Look at it this way...you're going to be moving the weak point around in the buggy. Bottom line, its Toyota running gear. There is going to be a weak link somewhere. You do have the advantage of being lighter weight which helps parts live longer when paired with sticky tires. Bigger axles and stronger diffs will make your tcase the weak link. That flat out blows to change on the trail or at camp and even the RCV outputs can be broken or it will just trash a set of gears or an input.
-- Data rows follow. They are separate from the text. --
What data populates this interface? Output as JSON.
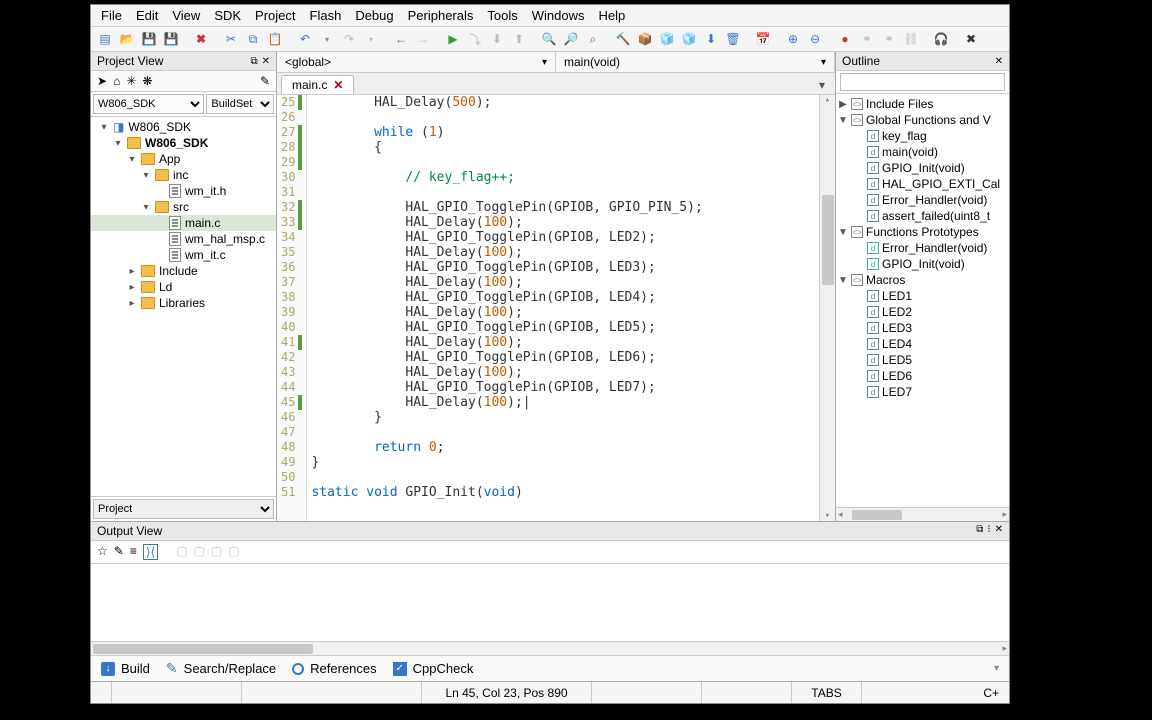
{
  "menu": [
    "File",
    "Edit",
    "View",
    "SDK",
    "Project",
    "Flash",
    "Debug",
    "Peripherals",
    "Tools",
    "Windows",
    "Help"
  ],
  "projectView": {
    "title": "Project View",
    "sdkSelector": "W806_SDK",
    "buildSelector": "BuildSet",
    "tree": {
      "root": "W806_SDK",
      "project": "W806_SDK",
      "app": "App",
      "inc": "inc",
      "inc_files": [
        "wm_it.h"
      ],
      "src": "src",
      "src_files": [
        "main.c",
        "wm_hal_msp.c",
        "wm_it.c"
      ],
      "others": [
        "Include",
        "Ld",
        "Libraries"
      ]
    },
    "footer": "Project"
  },
  "editor": {
    "scopeLeft": "<global>",
    "scopeRight": "main(void)",
    "tab": "main.c",
    "firstLine": 25,
    "code": [
      {
        "n": 25,
        "t": "        HAL_Delay(500);",
        "m": 1
      },
      {
        "n": 26,
        "t": "",
        "m": 0
      },
      {
        "n": 27,
        "t": "        while (1)",
        "m": 1
      },
      {
        "n": 28,
        "t": "        {",
        "m": 1
      },
      {
        "n": 29,
        "t": "",
        "m": 1
      },
      {
        "n": 30,
        "t": "            // key_flag++;",
        "m": 0
      },
      {
        "n": 31,
        "t": "",
        "m": 0
      },
      {
        "n": 32,
        "t": "            HAL_GPIO_TogglePin(GPIOB, GPIO_PIN_5);",
        "m": 1
      },
      {
        "n": 33,
        "t": "            HAL_Delay(100);",
        "m": 1
      },
      {
        "n": 34,
        "t": "            HAL_GPIO_TogglePin(GPIOB, LED2);",
        "m": 0
      },
      {
        "n": 35,
        "t": "            HAL_Delay(100);",
        "m": 0
      },
      {
        "n": 36,
        "t": "            HAL_GPIO_TogglePin(GPIOB, LED3);",
        "m": 0
      },
      {
        "n": 37,
        "t": "            HAL_Delay(100);",
        "m": 0
      },
      {
        "n": 38,
        "t": "            HAL_GPIO_TogglePin(GPIOB, LED4);",
        "m": 0
      },
      {
        "n": 39,
        "t": "            HAL_Delay(100);",
        "m": 0
      },
      {
        "n": 40,
        "t": "            HAL_GPIO_TogglePin(GPIOB, LED5);",
        "m": 0
      },
      {
        "n": 41,
        "t": "            HAL_Delay(100);",
        "m": 1
      },
      {
        "n": 42,
        "t": "            HAL_GPIO_TogglePin(GPIOB, LED6);",
        "m": 0
      },
      {
        "n": 43,
        "t": "            HAL_Delay(100);",
        "m": 0
      },
      {
        "n": 44,
        "t": "            HAL_GPIO_TogglePin(GPIOB, LED7);",
        "m": 0
      },
      {
        "n": 45,
        "t": "            HAL_Delay(100);|",
        "m": 1
      },
      {
        "n": 46,
        "t": "        }",
        "m": 0
      },
      {
        "n": 47,
        "t": "",
        "m": 0
      },
      {
        "n": 48,
        "t": "        return 0;",
        "m": 0
      },
      {
        "n": 49,
        "t": "}",
        "m": 0
      },
      {
        "n": 50,
        "t": "",
        "m": 0
      },
      {
        "n": 51,
        "t": "static void GPIO_Init(void)",
        "m": 0
      }
    ]
  },
  "outline": {
    "title": "Outline",
    "groups": [
      {
        "exp": "▶",
        "label": "Include Files",
        "box": "<>"
      },
      {
        "exp": "▼",
        "label": "Global Functions and V",
        "box": "<>",
        "items": [
          {
            "box": "d",
            "label": "key_flag",
            "col": "blue"
          },
          {
            "box": "d",
            "label": "main(void)",
            "col": "blue"
          },
          {
            "box": "d",
            "label": "GPIO_Init(void)",
            "col": "blue"
          },
          {
            "box": "d",
            "label": "HAL_GPIO_EXTI_Cal",
            "col": "blue"
          },
          {
            "box": "d",
            "label": "Error_Handler(void)",
            "col": "blue"
          },
          {
            "box": "d",
            "label": "assert_failed(uint8_t",
            "col": "blue"
          }
        ]
      },
      {
        "exp": "▼",
        "label": "Functions Prototypes",
        "box": "<>",
        "items": [
          {
            "box": "d",
            "label": "Error_Handler(void)",
            "col": "cyan"
          },
          {
            "box": "d",
            "label": "GPIO_Init(void)",
            "col": "cyan"
          }
        ]
      },
      {
        "exp": "▼",
        "label": "Macros",
        "box": "<>",
        "items": [
          {
            "box": "d",
            "label": "LED1",
            "col": "blue"
          },
          {
            "box": "d",
            "label": "LED2",
            "col": "blue"
          },
          {
            "box": "d",
            "label": "LED3",
            "col": "blue"
          },
          {
            "box": "d",
            "label": "LED4",
            "col": "blue"
          },
          {
            "box": "d",
            "label": "LED5",
            "col": "blue"
          },
          {
            "box": "d",
            "label": "LED6",
            "col": "blue"
          },
          {
            "box": "d",
            "label": "LED7",
            "col": "blue"
          }
        ]
      }
    ]
  },
  "outputView": {
    "title": "Output View"
  },
  "bottomTabs": {
    "build": "Build",
    "search": "Search/Replace",
    "refs": "References",
    "cpp": "CppCheck"
  },
  "status": {
    "pos": "Ln 45, Col 23, Pos 890",
    "tabs": "TABS",
    "lang": "C+"
  }
}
IMHO, make the weak point something easy to fix. (I am going through this same debate as to where to go with my 4Runner now that its getting stickies)
KISS Method:
(1)Get rid of that locker in the back and run a spooled V6 diff and have the gears set up by someone that knows what we do (
@Jody Treadway or ECGS which I know is just closer to you). You have full hydro, so run the same diff up front and carry a spare welded 4cyl 3rd back in the tow rig. Yeah it will affect the way it turns, but that's the tradeoff. I have seen fewer broken RCV/Dirty30/Longfield shafts with a welded or spooled diff which I attribute to the shaft not getting shockloaded the same way that it does when a locker does its thing.
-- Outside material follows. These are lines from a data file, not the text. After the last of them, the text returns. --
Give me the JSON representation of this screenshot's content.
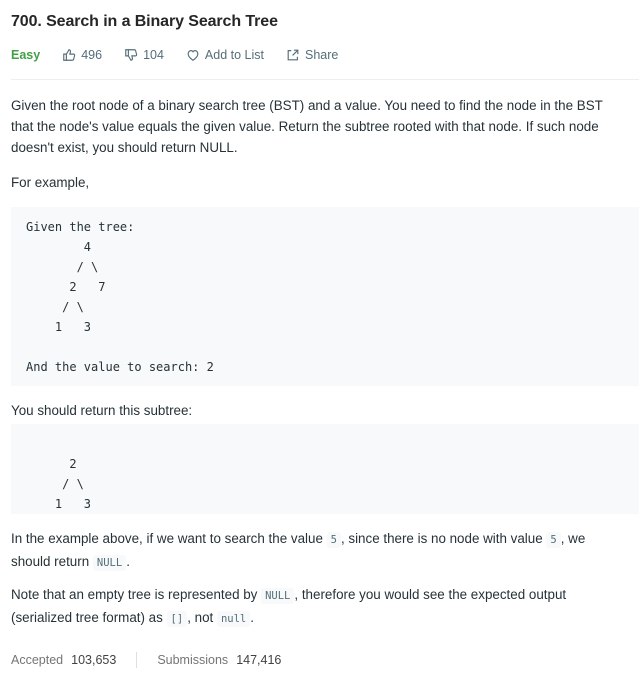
{
  "problem": {
    "title": "700. Search in a Binary Search Tree",
    "difficulty": "Easy",
    "likes": "496",
    "dislikes": "104",
    "add_to_list": "Add to List",
    "share": "Share"
  },
  "description": {
    "intro": "Given the root node of a binary search tree (BST) and a value. You need to find the node in the BST that the node's value equals the given value. Return the subtree rooted with that node. If such node doesn't exist, you should return NULL.",
    "for_example": "For example,",
    "example_block": "Given the tree:\n        4\n       / \\\n      2   7\n     / \\\n    1   3\n\nAnd the value to search: 2",
    "return_text": "You should return this subtree:",
    "return_block": "\n      2\n     / \\\n    1   3",
    "note1": {
      "part1": "In the example above, if we want to search the value ",
      "code1": "5",
      "part2": ", since there is no node with value ",
      "code2": "5",
      "part3": ", we should return ",
      "code3": "NULL",
      "part4": "."
    },
    "note2": {
      "part1": "Note that an empty tree is represented by ",
      "code1": "NULL",
      "part2": ", therefore you would see the expected output (serialized tree format) as ",
      "code2": "[]",
      "part3": ", not ",
      "code3": "null",
      "part4": "."
    }
  },
  "stats": {
    "accepted_label": "Accepted",
    "accepted_value": "103,653",
    "submissions_label": "Submissions",
    "submissions_value": "147,416"
  },
  "icons": {
    "like": "thumbs-up-icon",
    "dislike": "thumbs-down-icon",
    "add_to_list": "heart-icon",
    "share": "share-icon"
  },
  "colors": {
    "easy": "#43a047",
    "code_bg": "#f7f9fa"
  }
}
(2)Throw an RCV output in your case if you don't have one yet.
(3)Buy a spare set of RCV's or Dirty30/Longs to keep in the truck. Black Friday is coming up and someone will have them on sale.
$ Method:
FJ80 Front with the full 30 Spline RCV's, drill the drive flanges and hubs out out for bigger hardware.
FJ80 Full Float Rear, drill the flanges out for bigger hardware
Spools front and rear or weld them
You'll either have to buy Hellfire Fab knuckles or deal with the tie rod being a little lower. You'll probably want a different ram than you have now as well. But you get to keep your wheel/tire combo, stay relatively lightweight and stronger. Not really sure the offset rear diff is an issue since you're not racing. A well built driveshaft will take it. RCV Shaft in the case and roll out. You'll probably be ok for 90% of the beatdowns that buggy will ever see and you can more than likely drive it like a full on ratard. The rest will kersplode a tcase gear or input shaft.
$$$$ Method:
Fabbed housings, 9" stuff blah blah blah. Cases will be the weak link for sure, shit tons of money and you'll end up not being much lighter than just throwing a set of tons under it for way cheaper. At this point just sell your shit and buy a buggy built with this stuff. You'll come out way ahead.